It’s another edition of Just Run, where each month a group of my running blogger friends gather with their tips, tricks and thoughts on all things running.
In case you missed the previous editions:
This month for Just Run, we are weighing in on things that runners do to improve their performance.
Is it worth it?
There are so many different theories on what will make a runner faster and stronger. Open any running magazine, online publication or blog (hi!) and there’s advice on what you need to do to end up on the podium or at least an age group win.
We are weighing in on what we’ve found in our own training.
Will giving up alcohol during training for a goal race make you faster?
I’ve had had training cycles where I didn’t drink at all and I have cycles where I drank normally (which is about 1-2 drinks/week, maybe more some weeks). I can’t say that I noticed a difference in performance. What I do know is that I skip alcohol the day/night before a hard workout. Even if I stay on top of hydration, I feel sluggish. It’s more because I don’t sleep soundly after having two or more drinks. I have powered through long runs in that state and it’s not pretty.
With everything, I think moderation is key. Alcohol is a stressor so even though you are having a drink to relax after a hard workout, it’s delaying recovery. If you are going to drink, make sure you are hydrated before. As a general rule, it’s probably wise to cut way back (or eliminate) alcohol at least a couple weeks before your goal race.

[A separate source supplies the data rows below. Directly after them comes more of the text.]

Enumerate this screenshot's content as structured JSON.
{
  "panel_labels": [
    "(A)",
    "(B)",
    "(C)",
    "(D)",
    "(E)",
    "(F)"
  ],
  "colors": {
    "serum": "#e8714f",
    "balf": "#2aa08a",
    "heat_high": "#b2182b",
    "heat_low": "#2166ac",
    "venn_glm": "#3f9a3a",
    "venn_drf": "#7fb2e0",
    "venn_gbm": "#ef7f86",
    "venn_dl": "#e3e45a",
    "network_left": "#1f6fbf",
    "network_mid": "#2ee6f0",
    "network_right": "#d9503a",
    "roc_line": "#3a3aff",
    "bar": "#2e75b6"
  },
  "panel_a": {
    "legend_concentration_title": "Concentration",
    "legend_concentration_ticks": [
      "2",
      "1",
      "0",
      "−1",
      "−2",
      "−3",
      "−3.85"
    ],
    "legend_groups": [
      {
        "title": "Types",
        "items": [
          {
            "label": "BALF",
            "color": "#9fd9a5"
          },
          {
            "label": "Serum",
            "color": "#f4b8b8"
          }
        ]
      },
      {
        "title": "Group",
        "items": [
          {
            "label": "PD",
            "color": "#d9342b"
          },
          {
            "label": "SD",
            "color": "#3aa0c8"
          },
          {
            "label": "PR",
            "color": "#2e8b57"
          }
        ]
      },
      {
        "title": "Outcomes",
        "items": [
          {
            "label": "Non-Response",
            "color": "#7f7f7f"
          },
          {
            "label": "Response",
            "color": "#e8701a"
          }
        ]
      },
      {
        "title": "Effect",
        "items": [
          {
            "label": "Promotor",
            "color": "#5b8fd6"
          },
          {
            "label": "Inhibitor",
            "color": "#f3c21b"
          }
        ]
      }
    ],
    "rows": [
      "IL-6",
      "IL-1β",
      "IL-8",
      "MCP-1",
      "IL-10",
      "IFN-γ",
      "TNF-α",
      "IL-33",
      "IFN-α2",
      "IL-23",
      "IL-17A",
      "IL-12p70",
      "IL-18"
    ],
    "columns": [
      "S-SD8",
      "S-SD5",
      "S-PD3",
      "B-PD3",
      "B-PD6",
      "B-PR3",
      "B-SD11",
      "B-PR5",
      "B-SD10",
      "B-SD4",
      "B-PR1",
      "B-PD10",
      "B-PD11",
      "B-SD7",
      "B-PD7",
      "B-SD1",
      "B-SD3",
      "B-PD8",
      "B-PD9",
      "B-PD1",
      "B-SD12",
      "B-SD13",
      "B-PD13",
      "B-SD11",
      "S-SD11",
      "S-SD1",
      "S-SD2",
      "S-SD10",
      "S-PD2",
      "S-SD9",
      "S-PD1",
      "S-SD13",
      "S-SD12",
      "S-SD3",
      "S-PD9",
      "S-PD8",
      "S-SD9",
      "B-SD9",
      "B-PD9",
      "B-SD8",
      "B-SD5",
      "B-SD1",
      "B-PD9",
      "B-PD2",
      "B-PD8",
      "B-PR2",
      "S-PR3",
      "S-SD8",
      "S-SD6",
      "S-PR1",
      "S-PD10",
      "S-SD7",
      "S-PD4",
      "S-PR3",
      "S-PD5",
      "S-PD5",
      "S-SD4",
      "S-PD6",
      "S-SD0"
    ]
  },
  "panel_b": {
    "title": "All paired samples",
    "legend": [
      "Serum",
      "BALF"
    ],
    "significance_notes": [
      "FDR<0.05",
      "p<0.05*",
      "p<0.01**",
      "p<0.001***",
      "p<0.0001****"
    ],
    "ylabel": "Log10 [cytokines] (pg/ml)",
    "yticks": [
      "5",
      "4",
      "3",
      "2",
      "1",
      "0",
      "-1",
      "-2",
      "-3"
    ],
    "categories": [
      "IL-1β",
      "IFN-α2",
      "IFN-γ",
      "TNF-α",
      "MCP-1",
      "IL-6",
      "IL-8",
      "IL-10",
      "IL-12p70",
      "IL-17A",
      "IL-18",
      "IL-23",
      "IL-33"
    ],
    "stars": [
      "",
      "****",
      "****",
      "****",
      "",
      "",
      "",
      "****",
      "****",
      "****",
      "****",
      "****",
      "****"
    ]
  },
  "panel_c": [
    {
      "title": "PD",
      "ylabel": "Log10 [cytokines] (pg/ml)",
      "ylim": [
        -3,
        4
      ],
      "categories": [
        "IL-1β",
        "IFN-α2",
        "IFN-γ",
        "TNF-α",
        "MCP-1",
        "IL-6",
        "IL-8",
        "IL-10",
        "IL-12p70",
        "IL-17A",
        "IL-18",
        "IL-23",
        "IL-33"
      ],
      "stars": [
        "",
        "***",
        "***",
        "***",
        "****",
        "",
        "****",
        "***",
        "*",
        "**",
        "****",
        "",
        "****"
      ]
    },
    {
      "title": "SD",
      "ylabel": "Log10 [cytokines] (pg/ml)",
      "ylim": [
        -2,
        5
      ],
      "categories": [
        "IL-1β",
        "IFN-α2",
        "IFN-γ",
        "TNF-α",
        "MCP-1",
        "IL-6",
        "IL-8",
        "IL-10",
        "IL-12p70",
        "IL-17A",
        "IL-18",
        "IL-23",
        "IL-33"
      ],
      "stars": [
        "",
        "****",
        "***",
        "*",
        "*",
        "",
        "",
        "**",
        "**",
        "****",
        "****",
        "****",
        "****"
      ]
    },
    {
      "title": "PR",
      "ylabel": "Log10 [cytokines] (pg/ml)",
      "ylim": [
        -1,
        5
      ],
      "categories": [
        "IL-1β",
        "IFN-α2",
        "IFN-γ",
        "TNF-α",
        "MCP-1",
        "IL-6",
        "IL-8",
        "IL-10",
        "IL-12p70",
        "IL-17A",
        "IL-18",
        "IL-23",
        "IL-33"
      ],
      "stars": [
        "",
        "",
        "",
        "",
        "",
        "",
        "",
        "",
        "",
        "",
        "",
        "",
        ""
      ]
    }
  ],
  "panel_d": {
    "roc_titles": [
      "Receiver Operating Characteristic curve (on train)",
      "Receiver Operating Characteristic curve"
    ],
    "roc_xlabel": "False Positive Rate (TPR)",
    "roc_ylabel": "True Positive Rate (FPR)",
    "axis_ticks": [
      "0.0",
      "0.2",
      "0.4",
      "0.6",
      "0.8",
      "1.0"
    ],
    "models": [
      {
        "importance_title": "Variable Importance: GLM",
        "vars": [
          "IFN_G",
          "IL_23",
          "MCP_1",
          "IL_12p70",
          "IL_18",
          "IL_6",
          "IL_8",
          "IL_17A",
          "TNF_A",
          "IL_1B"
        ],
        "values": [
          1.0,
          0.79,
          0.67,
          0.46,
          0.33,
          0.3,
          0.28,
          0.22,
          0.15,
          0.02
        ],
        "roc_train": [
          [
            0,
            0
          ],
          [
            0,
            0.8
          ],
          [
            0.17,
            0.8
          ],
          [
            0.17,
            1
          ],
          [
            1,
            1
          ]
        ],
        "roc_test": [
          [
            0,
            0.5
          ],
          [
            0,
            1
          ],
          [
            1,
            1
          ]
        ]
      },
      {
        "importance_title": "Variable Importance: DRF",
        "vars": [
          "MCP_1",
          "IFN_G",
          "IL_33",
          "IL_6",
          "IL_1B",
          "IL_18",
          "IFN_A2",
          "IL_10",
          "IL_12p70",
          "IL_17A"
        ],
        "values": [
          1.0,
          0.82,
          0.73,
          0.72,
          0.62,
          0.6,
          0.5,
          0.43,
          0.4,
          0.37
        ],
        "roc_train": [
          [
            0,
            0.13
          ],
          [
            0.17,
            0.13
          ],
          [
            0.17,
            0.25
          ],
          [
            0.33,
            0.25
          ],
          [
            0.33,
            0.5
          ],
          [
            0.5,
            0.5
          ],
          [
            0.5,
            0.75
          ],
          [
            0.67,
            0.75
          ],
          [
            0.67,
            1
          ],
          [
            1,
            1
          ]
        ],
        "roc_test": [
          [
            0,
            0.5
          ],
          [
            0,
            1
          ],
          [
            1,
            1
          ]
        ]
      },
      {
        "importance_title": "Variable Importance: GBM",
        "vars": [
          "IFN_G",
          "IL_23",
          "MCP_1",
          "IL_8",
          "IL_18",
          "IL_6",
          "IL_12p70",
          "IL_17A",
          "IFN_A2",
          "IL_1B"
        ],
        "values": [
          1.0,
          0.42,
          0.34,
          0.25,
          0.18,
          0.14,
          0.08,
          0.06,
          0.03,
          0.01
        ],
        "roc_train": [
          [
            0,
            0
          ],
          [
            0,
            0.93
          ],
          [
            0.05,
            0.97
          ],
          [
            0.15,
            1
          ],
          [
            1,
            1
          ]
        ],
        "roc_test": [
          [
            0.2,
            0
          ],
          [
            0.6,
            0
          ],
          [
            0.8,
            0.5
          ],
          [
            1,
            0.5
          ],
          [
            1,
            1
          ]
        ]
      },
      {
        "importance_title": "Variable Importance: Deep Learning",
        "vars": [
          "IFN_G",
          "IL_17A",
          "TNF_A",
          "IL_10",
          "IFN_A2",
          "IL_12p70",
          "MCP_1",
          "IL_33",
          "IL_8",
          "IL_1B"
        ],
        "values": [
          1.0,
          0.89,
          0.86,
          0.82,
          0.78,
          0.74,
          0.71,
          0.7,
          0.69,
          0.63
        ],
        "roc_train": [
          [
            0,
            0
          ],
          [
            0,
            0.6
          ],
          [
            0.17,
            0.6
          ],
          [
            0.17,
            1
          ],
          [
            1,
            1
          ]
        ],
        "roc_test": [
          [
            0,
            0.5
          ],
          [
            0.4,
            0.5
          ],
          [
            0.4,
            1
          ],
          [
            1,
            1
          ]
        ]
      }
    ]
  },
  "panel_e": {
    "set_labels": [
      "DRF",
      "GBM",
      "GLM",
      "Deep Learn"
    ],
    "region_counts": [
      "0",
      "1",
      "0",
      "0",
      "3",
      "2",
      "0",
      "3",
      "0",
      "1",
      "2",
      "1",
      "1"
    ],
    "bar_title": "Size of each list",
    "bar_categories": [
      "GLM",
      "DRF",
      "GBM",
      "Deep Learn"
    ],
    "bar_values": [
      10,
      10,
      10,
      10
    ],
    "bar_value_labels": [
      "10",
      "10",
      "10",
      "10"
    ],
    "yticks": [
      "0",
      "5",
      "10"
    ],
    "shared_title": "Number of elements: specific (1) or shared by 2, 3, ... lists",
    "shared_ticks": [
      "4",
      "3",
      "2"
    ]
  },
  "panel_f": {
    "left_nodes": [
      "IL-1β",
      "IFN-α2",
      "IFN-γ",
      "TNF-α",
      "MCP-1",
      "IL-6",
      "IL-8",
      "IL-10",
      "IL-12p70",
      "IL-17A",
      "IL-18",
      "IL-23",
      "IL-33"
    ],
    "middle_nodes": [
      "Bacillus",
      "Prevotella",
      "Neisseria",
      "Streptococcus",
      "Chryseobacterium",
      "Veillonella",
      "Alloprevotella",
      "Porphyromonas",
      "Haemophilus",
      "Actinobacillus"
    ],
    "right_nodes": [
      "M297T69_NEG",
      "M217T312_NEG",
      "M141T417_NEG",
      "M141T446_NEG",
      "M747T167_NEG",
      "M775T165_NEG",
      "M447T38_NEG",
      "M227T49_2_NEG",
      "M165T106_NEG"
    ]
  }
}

As for the post race drink, go for it. Although for me, I need a couple of hours before anything alcoholic sounds remotely good.
Should I run at the same time as when the race starts?
Most races start in the morning, anytime from 7-10 is the norm. I’ve run three races that started at non-traditional race times. I was told by multiple people to practice running around the start time to get my body used to it. It was also a way to plan out my morning routine of what to eat beforehand.
Was it worth it? Yes.
I’m used to training first thing in the morning before I’ve eaten anything. With two of the races that I did, Eastern States 20 Miler and the Boston Marathon, start time was 11:00 a.m. It’s a weird time especially when you’ve been up since 6 a.m. and have already eaten breakfast. But practicing what to eat for breakfast #1 and/or #2 and hydration needs helped immensely.
The other non-traditional race start time was Reach the Beach Relay. I was in van #2. We didn’t start running till early evening. And my second run was at 3 a.m. Now I didn’t run at 3 a.m. beforehand, I did try to vary my run times just so my body wasn’t in complete shock. But it did go into shock on my first leg and it had nothing to do with the run time but the latte I drank an hour before. Lesson learned: don’t drink a latte before a run if you aren’t used to drinking lattes.
Does drinking a cup of coffee before a run/race make me faster?
I’m really not the best person to answer this question. I like coffee but I don’t need it in the morning and I don’t drink it everyday. I know, I know…I’m a weirdo. When you are naturally bubbling you don’t need caffeine. Lol!
From what I’ve heard from friends who do drink coffee, YES, coffee before a run or race is needed. And the most important reason is because it makes you poop. There is research that says it does make you more alert and faster but my friends only report that it gets rid of Mr. Poopy which makes one less thing to worry about.
Is it worth it? Yes…if you regularly drink coffee already. If you aren’t used to coffee before a run, see my lesson learned about Reach the Beach.
I do want to add that every runner is different. What works for me may not work for you and vice versa.